The Testaments : Une nouvelle génération pour la dystopie de Margaret Atwood
En 2027, cela fera une décennie que La Servante écarlate, l'adaptation télévisée du roman culte de Margaret Atwood publié en 1985, a fait son apparition sur nos écrans. Cette série dépeignait un monde frappé par l'infertilité, où une partie de l'Amérique, transformée en théocratie totalitaire nommée Gilead, asservissait les femmes fertiles dans un système d'oppression sexiste ultraperfectionné. Son héroïne, June, incarnée par une Elisabeth Moss d'une intensité saisissante, lançait un mouvement de résistance épique baptisé Mayday.
L'adaptation de The Testaments en 2026
En 2026, The Testaments, la suite du roman publiée par Margaret Atwood en 2019, est adaptée à son tour à la télévision. La série met en scène Agnes, interprétée par la talentueuse Chase Infiniti, repérée dans Une bataille après l'autre.
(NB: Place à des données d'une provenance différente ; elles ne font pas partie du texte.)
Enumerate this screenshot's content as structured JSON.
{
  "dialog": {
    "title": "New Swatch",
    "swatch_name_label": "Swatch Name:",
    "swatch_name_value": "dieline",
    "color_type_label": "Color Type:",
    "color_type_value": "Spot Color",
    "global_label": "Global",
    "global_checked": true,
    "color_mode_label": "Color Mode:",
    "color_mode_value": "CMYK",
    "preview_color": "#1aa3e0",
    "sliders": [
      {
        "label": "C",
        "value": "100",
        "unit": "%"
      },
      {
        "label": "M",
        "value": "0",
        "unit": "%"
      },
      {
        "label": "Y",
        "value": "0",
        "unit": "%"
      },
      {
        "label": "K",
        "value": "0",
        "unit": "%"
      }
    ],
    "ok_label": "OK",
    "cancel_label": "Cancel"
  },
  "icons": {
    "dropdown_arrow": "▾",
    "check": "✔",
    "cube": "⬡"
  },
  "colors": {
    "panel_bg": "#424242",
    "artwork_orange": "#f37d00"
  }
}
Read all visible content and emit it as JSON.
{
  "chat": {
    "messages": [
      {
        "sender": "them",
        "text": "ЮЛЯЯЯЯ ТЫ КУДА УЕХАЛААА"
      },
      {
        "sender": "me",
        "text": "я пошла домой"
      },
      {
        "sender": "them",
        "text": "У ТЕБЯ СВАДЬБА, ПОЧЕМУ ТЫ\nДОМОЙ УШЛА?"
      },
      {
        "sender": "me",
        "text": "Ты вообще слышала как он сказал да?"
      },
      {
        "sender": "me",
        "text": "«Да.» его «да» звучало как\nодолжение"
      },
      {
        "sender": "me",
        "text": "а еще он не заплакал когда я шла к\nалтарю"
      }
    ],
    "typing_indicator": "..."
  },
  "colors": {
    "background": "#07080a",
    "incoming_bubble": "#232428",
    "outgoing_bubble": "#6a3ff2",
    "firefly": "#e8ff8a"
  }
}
Agnes est la fille de June, arrachée à ses parents dans sa petite enfance, adoptée par la famille d'un puissant commandeur, et désormais adolescente.
Une légèreté détonante dans un univers sombre
Au début de la version télévisuelle des Testaments, Agnes fait partie des « prunes », ces jeunes filles qui attendent leurs premières règles pour pouvoir se marier. Elle est éduquée dans un pensionnat sous la direction de tante Lydia, toujours incarnée par Ann Dowd avec une ambiguïté magistrale, une figure centrale du pouvoir dans La Servante écarlate.
Si La Servante écarlate se distinguait par sa noirceur radicale et sa rage incandescente, The Testaments introduit une légèreté inattendue. Loin de l'ambiance fumigène de la série originale, cette suite déploie des couleurs pop : dans le pensionnat, les petites filles portent du rose pastel, les adolescentes du violet psychédélique, et les « perles » de l'ivoire éclatant. Parmi ces nouvelles recrues, Daisy, jouée par Lucy Halliday, une espionne de Mayday envoyée par June depuis Toronto, va semer le chaos.
Un féminisme acidulé par l'esprit adolescent
La série est portée par un esprit de pure adolescence qui acidule son féminisme sans le dénaturer. La mort et la torture sont perçues à travers le kaléidoscope des fièvres adolescentes : les séances de punition deviennent des « défouloirs », les dialogues sont cinglants et humoristiques, les gestes électriques. On évoque la littérature de Laura Kasischke ou l'esprit des films de Sofia Coppola.
- La libido des jeunes filles se heurte aux carcans d'un monde puritain.
- Le cœur est amer, l'enveloppe sucrée, créant une expérience vivifiante.
- Le côté teen movie réjouit l'œil et réveille l'esprit.
Des limites dans l'intrigue
Seul bémol, la naïveté des héroïnes semble parfois contaminer l'intrigue, la rendant moins retorse et plus prévisible que celle de La Servante écarlate. Cependant, le regard acéré de Margaret Atwood sur les dérives des sociétés patriarcales est préservé. The Testaments tient ses promesses en offrant une suite fidèle à l'esprit de l'œuvre originale.
Réalisée par Bruce Miller, la série The Testaments est disponible sur Disney+, invitant les téléspectateurs à découvrir cette nouvelle vision de Gilead, à la fois rafraîchissante et profondément engagée.